Son sel felaketini yeşil Giresun’umuzda yaşadık, şehitlerimiz can kayıplarımız yüksek hasarlarımız var.

Şehitlerimize kayıplarımıza tanrıdan rahmet diliyorum.

Miktad kadıoğlu diye bir iklim bilimci var, Karadeniz’imizin genelinde sık sık yaşadığımız doğa felaketlerini 20 yıl önce bir bir defalarca anlatmıştı.

Sıcaklıkların yılda ortalama yarım derece artacağını Orta Anadolu’da çölleşmenin başlayacağını orta ve Batı Karadeniz’de yaz mevsiminin her yıl uzayacağını, Doğu Karadeniz’de yoğun yağmurlar olacağını ve sürekli seller heyelanlar yaşanacağını tüm Türkiye olarak Kadıoğlu’ndan dinledik.

Yani olacakları biliyorduk.

Tıpkı yaşayacağımız muhtemel İstanbul depremi gibi.

Karadeniz’de yapı yoğunluğu yüzyıllardır derelerin denizle birleştiği noktalarda ve dere kenarlarında oluşmuştur.

Bu yapılaşma sistemi dünyanın yaşadığı küresel ısınma gerçeği ile tam bir tezat teşkil etmektedir.

Biz elimizde olan sakıncalı bu yapılaşma varken bölgede yaşayan insanların canına ve malına kastedecek “HES” uygulamasına başladık.

“HES” kısmen ve bazı alanlarda ihtiyacı giderici bir uygulama olabilir fakat bir derede 12 adet (Giresun Yağlıdere’de) “HES” yaptığınız zaman derenin tabiatını değiştiriyorsunuz, hem doğal çevreyi katlediyorsunuz, hem doğal dere balıklarını öldürüyorsunuz, hem sellere sebep olup insanların canına ve malına kastediyorsunuz.

Çevre Ve Şehircilik Bakanlığı diye bir bakanlığımız var.

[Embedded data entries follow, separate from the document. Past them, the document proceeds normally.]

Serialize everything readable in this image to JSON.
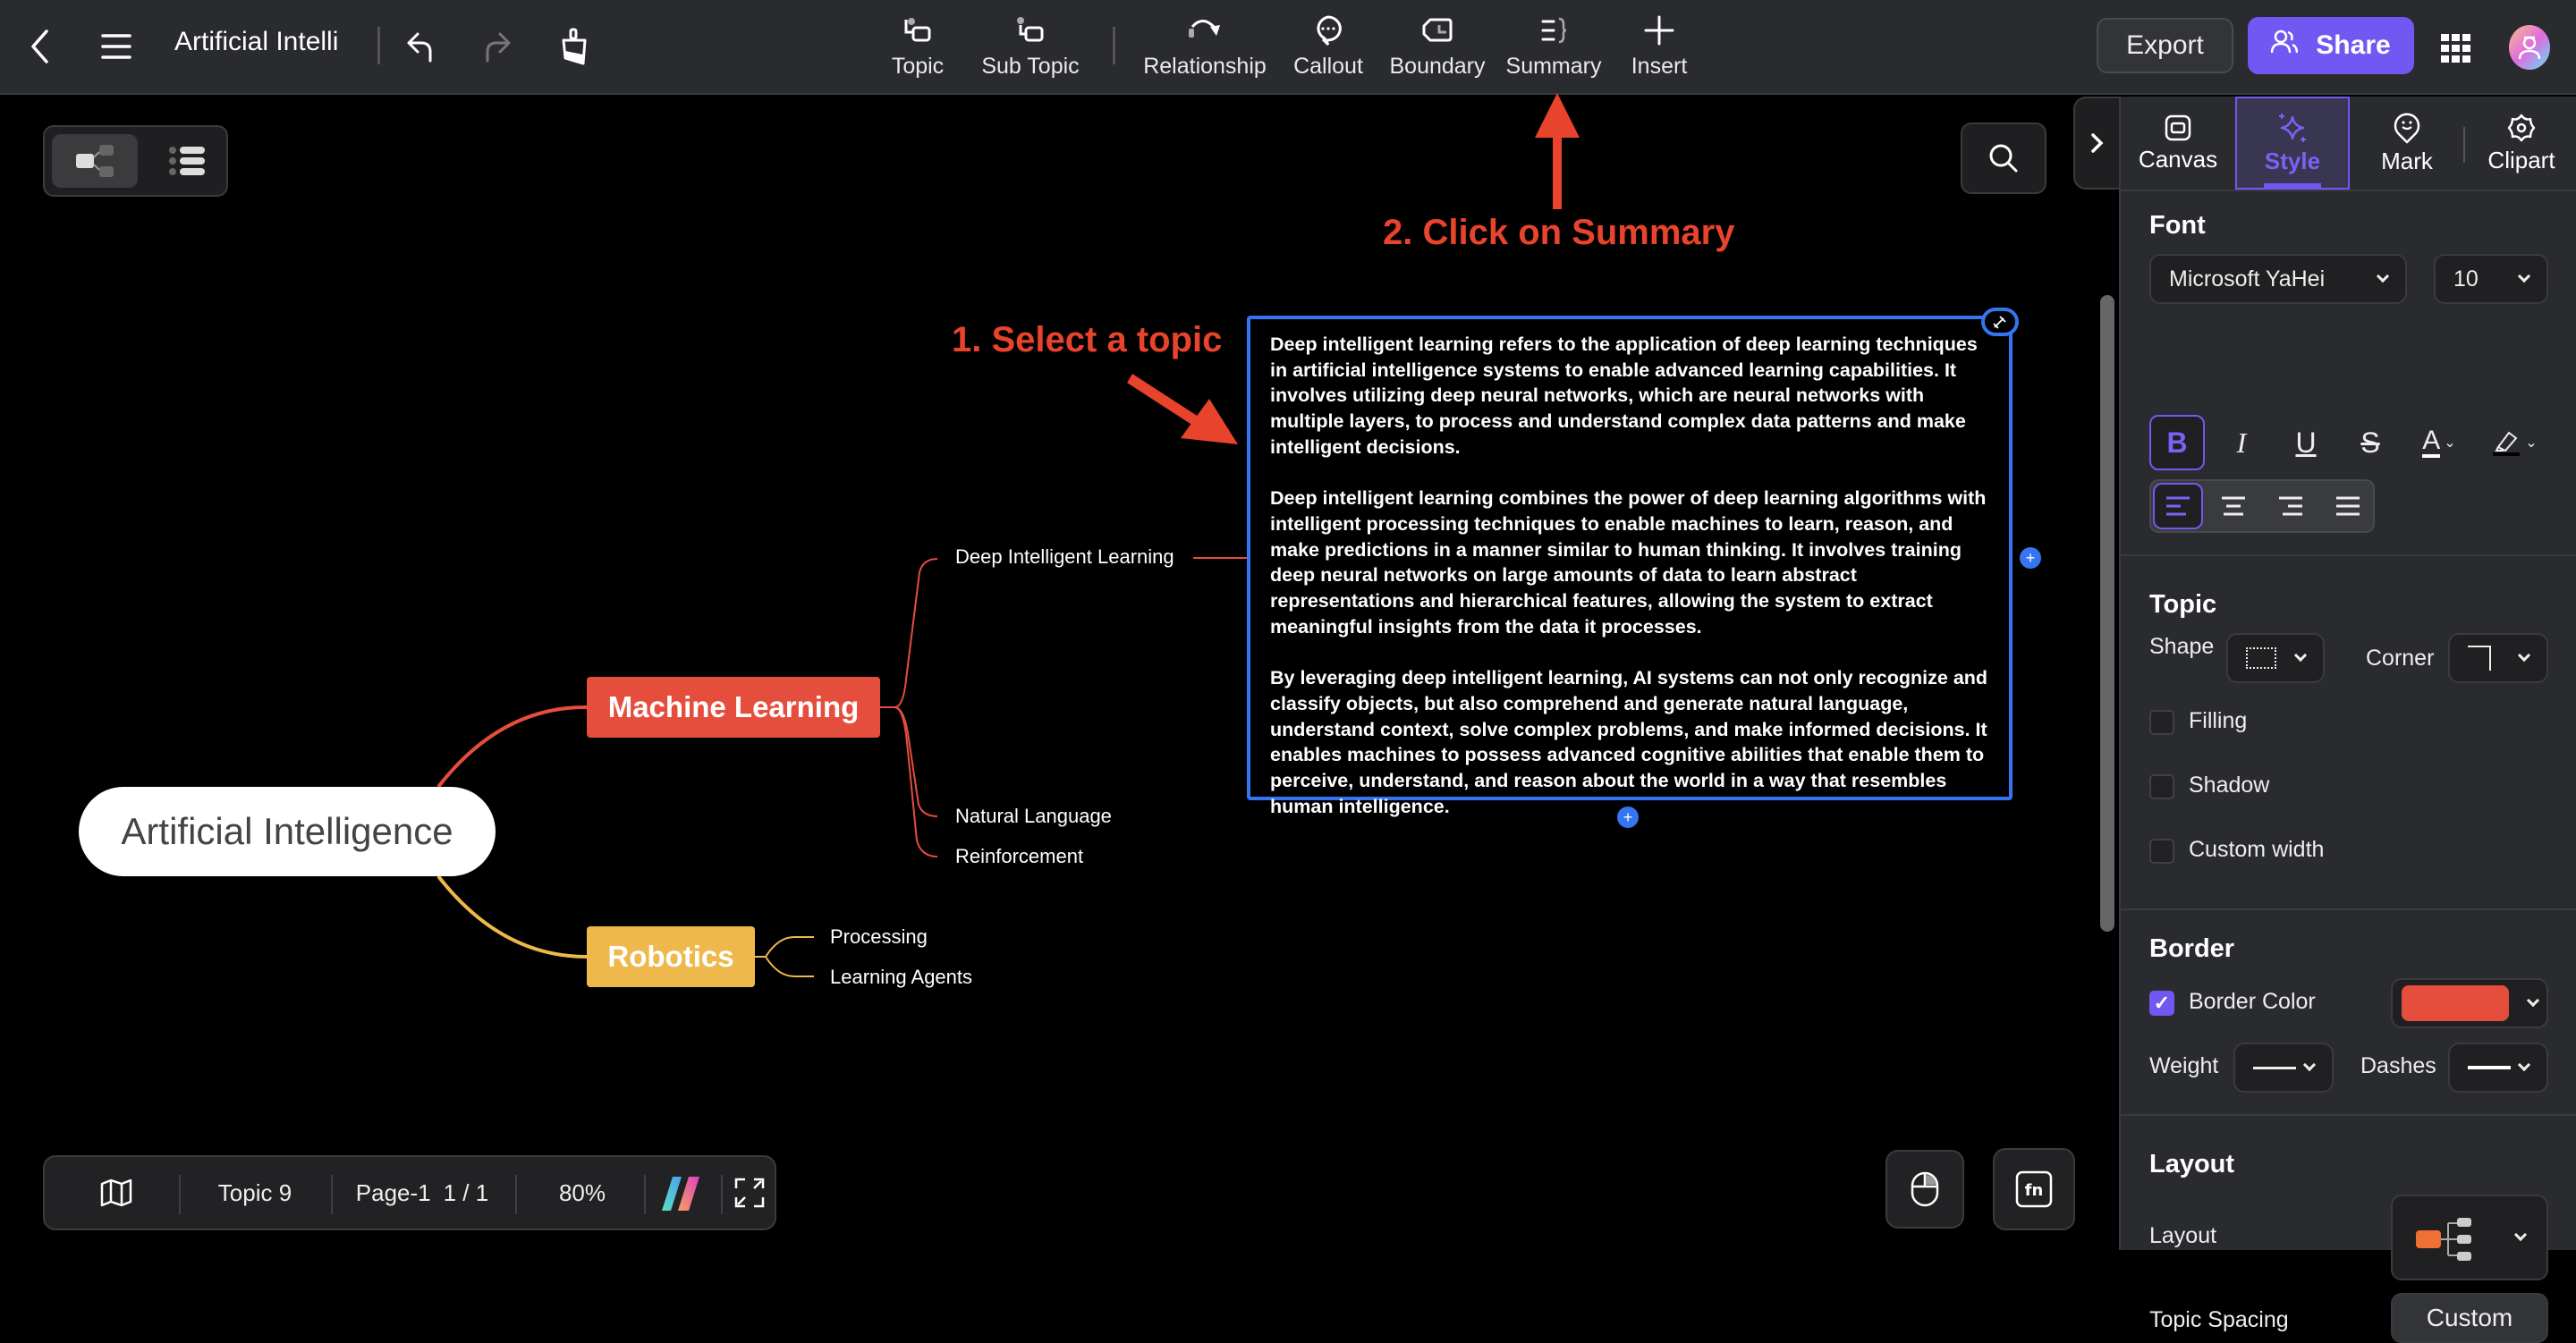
{
  "header": {
    "doc_title": "Artificial Intelli",
    "tools": [
      {
        "id": "topic",
        "label": "Topic",
        "icon": "topic-icon"
      },
      {
        "id": "subtopic",
        "label": "Sub Topic",
        "icon": "subtopic-icon"
      },
      {
        "id": "relationship",
        "label": "Relationship",
        "icon": "relationship-icon"
      },
      {
        "id": "callout",
        "label": "Callout",
        "icon": "callout-icon"
      },
      {
        "id": "boundary",
        "label": "Boundary",
        "icon": "boundary-icon"
      },
      {
        "id": "summary",
        "label": "Summary",
        "icon": "summary-icon"
      },
      {
        "id": "insert",
        "label": "Insert",
        "icon": "plus-icon"
      }
    ],
    "export_label": "Export",
    "share_label": "Share",
    "accent_color": "#7258f2"
  },
  "annotations": {
    "step1": "1. Select a topic",
    "step2": "2. Click on Summary",
    "color": "#e8432c"
  },
  "mindmap": {
    "root": "Artificial Intelligence",
    "branches": [
      {
        "label": "Machine Learning",
        "color": "#e54e3d",
        "children": [
          "Deep Intelligent Learning",
          "Natural Language",
          "Reinforcement"
        ]
      },
      {
        "label": "Robotics",
        "color": "#eeb84a",
        "children": [
          "Processing",
          "Learning Agents"
        ]
      }
    ],
    "selected_topic_paragraphs": [
      "Deep intelligent learning refers to the application of deep learning techniques in artificial intelligence systems to enable advanced learning capabilities. It involves utilizing deep neural networks, which are neural networks with multiple layers, to process and understand complex data patterns and make intelligent decisions.",
      "Deep intelligent learning combines the power of deep learning algorithms with intelligent processing techniques to enable machines to learn, reason, and make predictions in a manner similar to human thinking. It involves training deep neural networks on large amounts of data to learn abstract representations and hierarchical features, allowing the system to extract meaningful insights from the data it processes.",
      "By leveraging deep intelligent learning, AI systems can not only recognize and classify objects, but also comprehend and generate natural language, understand context, solve complex problems, and make informed decisions. It enables machines to possess advanced cognitive abilities that enable them to perceive, understand, and reason about the world in a way that resembles human intelligence."
    ]
  },
  "status_bar": {
    "topic_count": "Topic 9",
    "page_label": "Page-1",
    "page_index": "1 / 1",
    "zoom": "80%"
  },
  "panel": {
    "tabs": [
      {
        "label": "Canvas",
        "icon": "canvas-icon"
      },
      {
        "label": "Style",
        "icon": "sparkle-icon",
        "active": true
      },
      {
        "label": "Mark",
        "icon": "mark-icon"
      },
      {
        "label": "Clipart",
        "icon": "clipart-icon"
      }
    ],
    "font": {
      "title": "Font",
      "family": "Microsoft YaHei",
      "size": "10",
      "bold": true,
      "alignment": "left"
    },
    "topic": {
      "title": "Topic",
      "shape_label": "Shape",
      "corner_label": "Corner",
      "filling_label": "Filling",
      "filling": false,
      "shadow_label": "Shadow",
      "shadow": false,
      "custom_width_label": "Custom width",
      "custom_width": false
    },
    "border": {
      "title": "Border",
      "border_color_label": "Border Color",
      "border_color_enabled": true,
      "border_color": "#e54e3d",
      "weight_label": "Weight",
      "dashes_label": "Dashes"
    },
    "layout": {
      "title": "Layout",
      "layout_label": "Layout",
      "topic_spacing_label": "Topic Spacing",
      "topic_spacing_value": "Custom"
    }
  }
}
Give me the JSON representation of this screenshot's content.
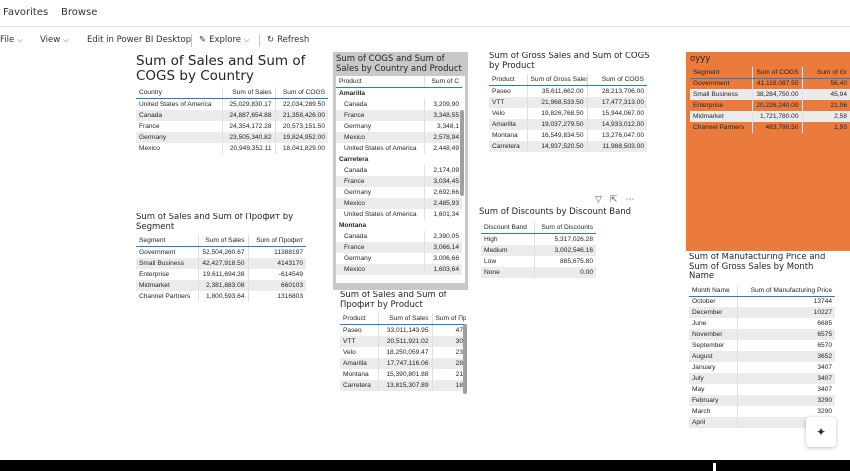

Sayın bakan gerek depremlerde, gerekse sellerde sadece kaç binanın yıkıldığını, kaç binanın hasar aldığın,ı istatistikçi gibi açıklıyor birde Bodrum’da yandaş olmayan müteahhitlerin inşaatlarına yüksek montanlı cezalar yazdırıp yıktırıyor (Bodrum’da aracıyla geçerken sağa baksa kendi yandaşlarının ormanları yakıp yaptıkları yüksek katlı lüks otelleri görecek fakat giderken sağa bakmıyor herhalde)

Hâlbuki ülkemizin Doğu Karadeniz bölgesine tüm bölgeyi içeren bir imar planı yeni yapılaşma yönlendirmeleri hatta “kentsel taşıma” projeleri geliştirmesi olması muhtemel küresel ısınmaya göre planlar yapması gerekir.

Doğu Karadeniz bölgemize devletimizin mühendislik eli mutlaka uzanmalı,uzanmazsa ne olur?

Sık sık hatta bundan sonra daha da sıkça bölge insanımız için can ve mal kayıplarına devamlı muhatap olup içimiz yanacak.

Bakanların bölgeye gitmesi, bölge halkının sorunuyla ilgilenmesi tabiî ki yerinde bir davranıştır.

Fakat şov yapar gibi dozerin üstüne çıkacaklarına kesin ve genel çözüm üretecek projeler üzerinde çalışsalar (tabii HES’leri çoğaltmaya değil) yeni ve güvenli bir yapılaşma planları için yol almaya başlasalar geç olmakla beraber bir hizmet yapmış olabilirler.